Monday, April 27, 2009

NBA Tix Sales Flat; WNBA Considering Corporate Logos




She's the Real Thing!

At the Sports Business Journal (paysite), there is an article about how basketball has been able to keep its revenue flat, usually by deep discounting of tickets.

Even though six of the thirteen WNBA clubs are independently owned from the NBA, both detractors and well-wishers look to the health of the NBA for a sense of the health of the WNBA.

Part of the reason that sales are good is because most of the NBA's sales were made before the recession hit. If the recession continues into 2010, we'll soon learn whether the experience of seeing an NBA game is enough to get teams to dig down into their wallets.

The biggest gains at the gate:

New Orleans Hornets: 20.3 percent
Indiana Pacers: 17.5 percent
Philadephia 76ers: 7.0 percent

The biggest drops at the gate:

Sacramento Monarchs: 10.2 percent
Washington Wizards: 7.8 percent
Miami Heat: 6.4 percent

Teams in bold are in cities that also have WNBA franchises. Oddly enough, Washington is probably one of the healthiest WNBA franchises around. The Mystics backers have a lot of money and are willing to spend it. Furthermore, the WNBA team that is on the watch list is the one in Indianapolis.

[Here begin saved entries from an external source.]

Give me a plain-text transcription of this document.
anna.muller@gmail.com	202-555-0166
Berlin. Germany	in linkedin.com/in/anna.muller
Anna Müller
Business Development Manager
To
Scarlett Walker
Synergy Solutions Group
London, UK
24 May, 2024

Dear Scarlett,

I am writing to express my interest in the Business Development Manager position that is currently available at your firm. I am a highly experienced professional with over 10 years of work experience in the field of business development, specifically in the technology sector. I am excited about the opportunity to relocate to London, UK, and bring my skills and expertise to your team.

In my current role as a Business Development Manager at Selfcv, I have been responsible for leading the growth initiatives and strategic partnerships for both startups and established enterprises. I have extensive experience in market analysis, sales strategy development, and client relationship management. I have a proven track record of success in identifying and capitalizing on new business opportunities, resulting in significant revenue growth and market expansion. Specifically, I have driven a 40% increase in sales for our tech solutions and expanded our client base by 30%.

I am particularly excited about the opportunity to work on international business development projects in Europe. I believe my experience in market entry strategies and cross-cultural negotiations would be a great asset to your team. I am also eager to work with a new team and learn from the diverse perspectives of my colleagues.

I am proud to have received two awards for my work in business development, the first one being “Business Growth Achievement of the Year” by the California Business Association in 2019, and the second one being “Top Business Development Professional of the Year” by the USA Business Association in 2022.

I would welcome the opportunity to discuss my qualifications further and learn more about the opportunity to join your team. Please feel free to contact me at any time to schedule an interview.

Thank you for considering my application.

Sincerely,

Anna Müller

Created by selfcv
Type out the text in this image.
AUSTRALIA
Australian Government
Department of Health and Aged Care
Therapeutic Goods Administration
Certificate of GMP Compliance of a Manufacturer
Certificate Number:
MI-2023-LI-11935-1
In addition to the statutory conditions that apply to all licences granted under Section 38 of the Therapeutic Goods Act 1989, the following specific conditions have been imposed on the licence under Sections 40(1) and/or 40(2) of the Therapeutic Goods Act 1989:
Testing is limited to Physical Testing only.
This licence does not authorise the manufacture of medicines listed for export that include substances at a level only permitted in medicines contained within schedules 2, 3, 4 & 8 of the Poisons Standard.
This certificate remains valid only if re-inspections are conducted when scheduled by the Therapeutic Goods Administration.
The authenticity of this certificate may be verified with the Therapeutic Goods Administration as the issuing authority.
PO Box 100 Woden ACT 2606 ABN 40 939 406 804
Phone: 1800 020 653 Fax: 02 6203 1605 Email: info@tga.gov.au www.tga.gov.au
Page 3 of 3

It's not that the Simons don't have money, but its that they're complaining about leaving Indiana unless Indianapolis gives them the same kind of sweetheart deal that the city gave the Colts - and it looks like the Fever is simply hostage to the negotiations.

On News Google, one can only read a sentence or two of articles behind the "pay wall" at Sports Business News - the disappointment comes when you click the link and all you get is a sales pitch. This was one sentence from such a "for-pay" article at SBN:

Now we hear the WNBA is shopping a deal (or deals) under which corporate logos would be sold on the league's game uniforms. The WNBA has not sold such a ...

Frankly, I'm not shaking in my boots. European player uniforms are bedecked with corporate sponsorship. If wearing Coca-Cola's logo keeps the Dream in Atlanta for a few more years, well, "Things go better with Coke!"

UPDATE: The ever-resourceful RebKellians found a free link to the article quoted above. The consensus at RebKell is approval if it ever comes to selling logos on uniforms; I concur.



2 comments:

Ethan said...

It would be weird to see corporate logos on b-ball uniforms in the USA, but soccer has been doing it for years... why not, huh?

pt said...

Yeah, pretty much why not? The only reason why baseball, basketball or football uniforms don't have logos in Americas is because these clubs have their own brand-name iconography. (The Old English "D" of the Detroit Tigers, the infamous interlocking N-Y of the Yankees, etc.) I think that after a year or two it wouldn't seem so weird at all.